The 2005 Presidential $1 Coin Act requires the U.S. Mint issue new presidential $1 Coins with the likeness of every deceased president. Until today, the Mint was on pace to produce an additional 1.6 billion $1 coins through 2016, even though the current excess should meet demands for the coins for more than a decade.
The law still requires some coins to be produced, but the administration will only make enough to be sold to collectors.
The nonpartisan Government Accountability Office reported in March that the government would actually save $5.5 billion over 30 years by replacing dollar bills with dollar coins, but the GAO noted that polls in the past decade found that the public doesn't support the idea.
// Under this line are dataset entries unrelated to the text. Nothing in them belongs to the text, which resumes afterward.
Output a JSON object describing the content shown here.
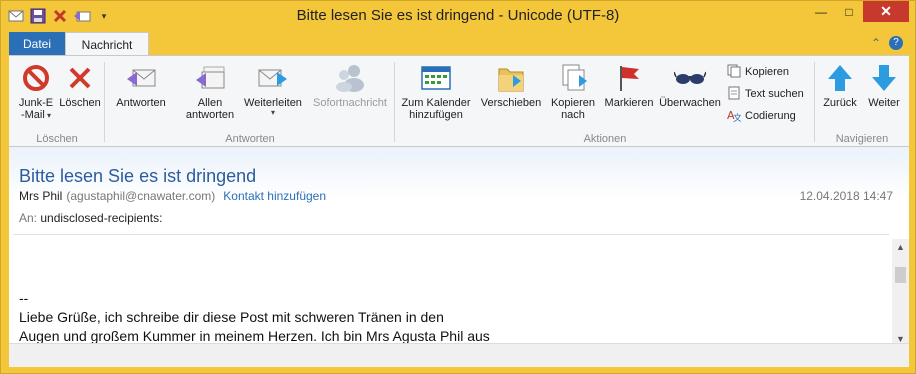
{
  "window": {
    "title": "Bitte lesen Sie es ist dringend - Unicode (UTF-8)",
    "buttons": {
      "minimize": "—",
      "maximize": "□",
      "close": "✕"
    }
  },
  "quick_access": {
    "icons": [
      "mail-icon",
      "save-icon",
      "delete-icon",
      "reply-icon",
      "dropdown-icon"
    ]
  },
  "tabs": {
    "file": "Datei",
    "active": "Nachricht"
  },
  "ribbon": {
    "loeschen": {
      "label": "Löschen",
      "junk_line1": "Junk-E",
      "junk_line2": "-Mail",
      "delete": "Löschen"
    },
    "antworten": {
      "label": "Antworten",
      "reply": "Antworten",
      "reply_all_line1": "Allen",
      "reply_all_line2": "antworten",
      "forward": "Weiterleiten",
      "im": "Sofortnachricht"
    },
    "aktionen": {
      "label": "Aktionen",
      "calendar_line1": "Zum Kalender",
      "calendar_line2": "hinzufügen",
      "move": "Verschieben",
      "copy_line1": "Kopieren",
      "copy_line2": "nach",
      "flag": "Markieren",
      "watch": "Überwachen",
      "small_copy": "Kopieren",
      "find": "Text suchen",
      "encoding": "Codierung"
    },
    "navigieren": {
      "label": "Navigieren",
      "back": "Zurück",
      "next": "Weiter"
    }
  },
  "message": {
    "subject": "Bitte lesen Sie es ist dringend",
    "sender_name": "Mrs Phil",
    "sender_address": "(agustaphil@cnawater.com)",
    "add_contact": "Kontakt hinzufügen",
    "date": "12.04.2018 14:47",
    "to_label": "An:",
    "to_value": "undisclosed-recipients:",
    "body_lines": [
      "--",
      "Liebe Grüße, ich schreibe dir diese Post mit schweren Tränen in den",
      "Augen und großem Kummer in meinem Herzen. Ich bin Mrs Agusta Phil aus"
    ]
  },
  "colors": {
    "titlebar": "#f4c63a",
    "file_tab": "#2b6fb6",
    "subject": "#2b5c9e",
    "close_button": "#c7382d"
  }
}
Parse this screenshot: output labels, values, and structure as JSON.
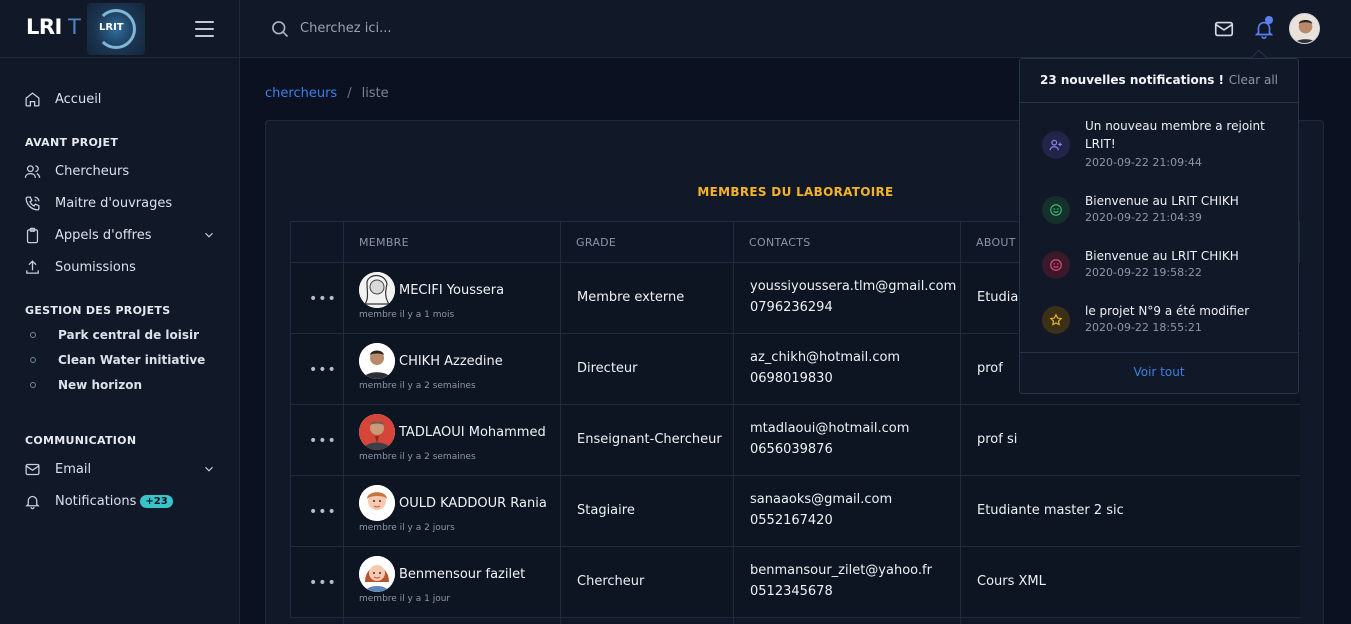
{
  "brand": {
    "name": "LRI",
    "suffix": "T",
    "logo_text": "LRIT"
  },
  "search": {
    "placeholder": "Cherchez ici..."
  },
  "sidebar": {
    "home": "Accueil",
    "section1": "AVANT PROJET",
    "items1": [
      "Chercheurs",
      "Maitre d'ouvrages",
      "Appels d'offres",
      "Soumissions"
    ],
    "section2": "GESTION DES PROJETS",
    "projects": [
      "Park central de loisir",
      "Clean Water initiative",
      "New horizon"
    ],
    "section3": "COMMUNICATION",
    "email": "Email",
    "notifications": "Notifications",
    "notif_badge": "+23"
  },
  "breadcrumb": {
    "link": "chercheurs",
    "separator": "/",
    "current": "liste"
  },
  "card": {
    "title": "MEMBRES DU LABORATOIRE"
  },
  "table": {
    "headers": [
      "MEMBRE",
      "GRADE",
      "CONTACTS",
      "ABOUT"
    ],
    "rows": [
      {
        "name": "MECIFI Youssera",
        "since": "membre il y a 1 mois",
        "grade": "Membre externe",
        "email": "youssiyoussera.tlm@gmail.com",
        "phone": "0796236294",
        "about": "Etudiante"
      },
      {
        "name": "CHIKH Azzedine",
        "since": "membre il y a 2 semaines",
        "grade": "Directeur",
        "email": "az_chikh@hotmail.com",
        "phone": "0698019830",
        "about": "prof"
      },
      {
        "name": "TADLAOUI Mohammed",
        "since": "membre il y a 2 semaines",
        "grade": "Enseignant-Chercheur",
        "email": "mtadlaoui@hotmail.com",
        "phone": "0656039876",
        "about": "prof si"
      },
      {
        "name": "OULD KADDOUR Rania",
        "since": "membre il y a 2 jours",
        "grade": "Stagiaire",
        "email": "sanaaoks@gmail.com",
        "phone": "0552167420",
        "about": "Etudiante master 2 sic"
      },
      {
        "name": "Benmensour fazilet",
        "since": "membre il y a 1 jour",
        "grade": "Chercheur",
        "email": "benmansour_zilet@yahoo.fr",
        "phone": "0512345678",
        "about": "Cours XML"
      }
    ]
  },
  "notifications": {
    "count_label": "23 nouvelles notifications !",
    "clear_label": "Clear all",
    "footer": "Voir tout",
    "items": [
      {
        "text": "Un nouveau membre a rejoint LRIT!",
        "time": "2020-09-22 21:09:44",
        "icon": "user-plus-icon",
        "color": "#8a8cf0"
      },
      {
        "text": "Bienvenue au LRIT CHIKH",
        "time": "2020-09-22 21:04:39",
        "icon": "smile-icon",
        "color": "#2fbf71"
      },
      {
        "text": "Bienvenue au LRIT CHIKH",
        "time": "2020-09-22 19:58:22",
        "icon": "smile-icon",
        "color": "#e04a7a"
      },
      {
        "text": "le projet N°9 a été modifier",
        "time": "2020-09-22 18:55:21",
        "icon": "star-icon",
        "color": "#f5b427"
      }
    ]
  }
}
Dollar coins are more expensive to make but last much longer than the paper bills, which last an average of 40 months, the GAO reports. The presidential dollar coin series is just one of the dollar-coin designs in circulation: the Eisenhower coin, the Susan B. Anthony coin, the Sacagawea coin, and the Native American $1 coin series are also in circulation.
The administration today announced other developments in its "Campaign to Cut Waste" today, including increased efforts to crack down on fraud. The Justice Department recovered more than $5.6 billion in fraud government-wide in 2011, a 167 percent increase in recovery from 2008.